Wincing at the implication, he reached out to touch a gentle fingertip to that telling little quiver. ‘I?
?m sorry,’ he said huskily.
It didn’t seem enough somehow. And Catherine turned away from him to stare bleakly out across a now dark and very silent garden while beside her Vito did the same thing, their minds in tune to the heaviness Marietta had left behind her.
‘She was out here that night, sitting on the next balcony listening to us bash out the same old arguments that we always used to share,’ Vito said eventually. ‘She must have lapped it all up. My continued lying, our lack of trust in each other, the mention of Marcus that must have seemed like a heaven-sent gift to her to use as yet another weapon.’
Standing in more or less the same place they had been standing that night, Catherine felt her skin begin to crawl at the mere prospect of anyone—worst of all Marietta—sitting there on the next balcony, eavesdropping on what should have been a very private conversation.
‘How did you know she was there?’ Catherine murmured.
‘After you had gone back inside I remained out here, if you remember,’ Vito explained. ‘I was thinking—trying to come to terms with the very unpalatable fact that if your version of what happened the day you lost the baby was true, then a lot of other things you had said to me could also be true,’ he admitted grimacingly. ‘At which point I heard a movement on the next balcony—a chair scraping over the tiles, then a sigh I recognised, followed by the waft of a very distinctive perfume. Then I heard her murmur ‘‘Grazie Caterina,’’ and the way she said it made my blood run cold.’
He even shuddered. So did Catherine. Then, on a sigh that hissed almost painfully from him, he hit the stone balustrade with a clenched fist. ‘How can you know someone as well as you think you know them—yet not really know them at all?’ he thrust out tragically.
‘She loved you.’ To Catherine it seemed to explain everything.
But not for Vito. ‘That is not love, it is sick obsession,’ he denounced. And his golden eyes flashed and his grim mouth hardened. ‘I decided she was out of my house by the morning and I didn’t care what it took to achieve it,’ he went on. ‘So I went in to the office, worked all night clearing her desk, not my desk, and the rest you know—except that I used that week in Paris with her to let her know that her place in this family was over.’
‘What did she say to that?’ Catherine asked curiously.
‘She reminded me that my mother may not like to hear me say that,’ he dryly responded. ‘So I countered that piece of blatant blackmail—by sacking her from the bank.’
Catherine stared at him in stunned disbelief. ‘Can you do that?’ she gasped.
His answering smile wasn’t pleasant. ‘She may own a good-size block of stock in the bank, but not enough to sway the seat of power there. And, although this is going to confirm your opinion about my conceit, I am the main force that drives Giordani’s. If I say she is out, then the board will support me.’
‘But what about her client list—won’t you lose a lot of very lucrative business?’
‘Given the option between going elsewhere with their investment portfolios or transferring them to me, her client list, to the last one, transferred to me,’ Vito smoothly informed her.

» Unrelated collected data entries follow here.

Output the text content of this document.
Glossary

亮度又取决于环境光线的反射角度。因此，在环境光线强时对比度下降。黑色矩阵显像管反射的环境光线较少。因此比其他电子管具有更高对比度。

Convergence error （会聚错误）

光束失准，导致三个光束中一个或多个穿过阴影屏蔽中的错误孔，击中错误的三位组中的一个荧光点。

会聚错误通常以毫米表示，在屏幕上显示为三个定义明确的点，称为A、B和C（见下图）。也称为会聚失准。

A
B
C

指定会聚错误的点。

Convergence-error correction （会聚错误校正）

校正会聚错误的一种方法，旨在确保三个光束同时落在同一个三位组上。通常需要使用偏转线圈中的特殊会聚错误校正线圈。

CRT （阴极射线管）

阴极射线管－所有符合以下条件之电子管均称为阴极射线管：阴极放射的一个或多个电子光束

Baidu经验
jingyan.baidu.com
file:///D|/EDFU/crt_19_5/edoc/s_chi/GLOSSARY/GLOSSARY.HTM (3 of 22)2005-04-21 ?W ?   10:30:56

‘No wonder she was out for revenge tonight,’ Catherine breathed, feeling rather stunned by the depths of his ruthlessness. ‘You frighten me sometimes,’ she told him shakily.
Catching hold of her shoulders, he turned her to face him. ‘And you frighten me,’ he returned very gently. ‘Why else do you think we fight so much?’
Because I love you and I still daren’t tell you, Catherine silently answered the question. ‘We married for all the wrong reasons,’ she said instead. ‘You resented my presence in your life and I resented being there.’
‘That is not entirely true, Catherine,’ he argued. ‘At the time I truly believed we were marrying because we could not bear to be apart from one another. ‘
‘The sex has always been good.’ She nodded.
His fingers tightened. ‘Don’t be flippant,’ he scolded. ‘You know we have always had much more than that.’
Did she? Catherine smiled a wry smile that made his eyes flash with anger.
‘Is it too much to ask of you to give an inch?’ he rasped out. ‘Just a single small inch and I promise you I will repay you with a whole mile!’
‘Meaning what?’ she demanded, stiffening defensively in his grasp.
A nerve began to tick along his jaw. ‘Meaning I married you because I was, and still am, head over heels in love with you,’ he raked out. ‘Will that help you to respond in kind?’
‘Don’t,’ she protested, trying to turn away from him, knowing it wasn’t true. ‘You don’t have to say things like that to make me stay here. Marietta didn’t do that kind of damage.’
‘It is the truth!’ he insisted. ‘And it should have been said a long time ago—I know that,’ he admitted tightly. ‘But now it has been said you could at least do me the honour of believing me!’
Staring up into those swirling dark gold burning eyes of his, Catherine wished—wished she dared let herself do just that. But...
Lifting her shoulders in a helplessly vulnerable gesture, she murmured dully, ‘A man in love doesn’t go from the arms of a woman he loves straight into the arms of another.’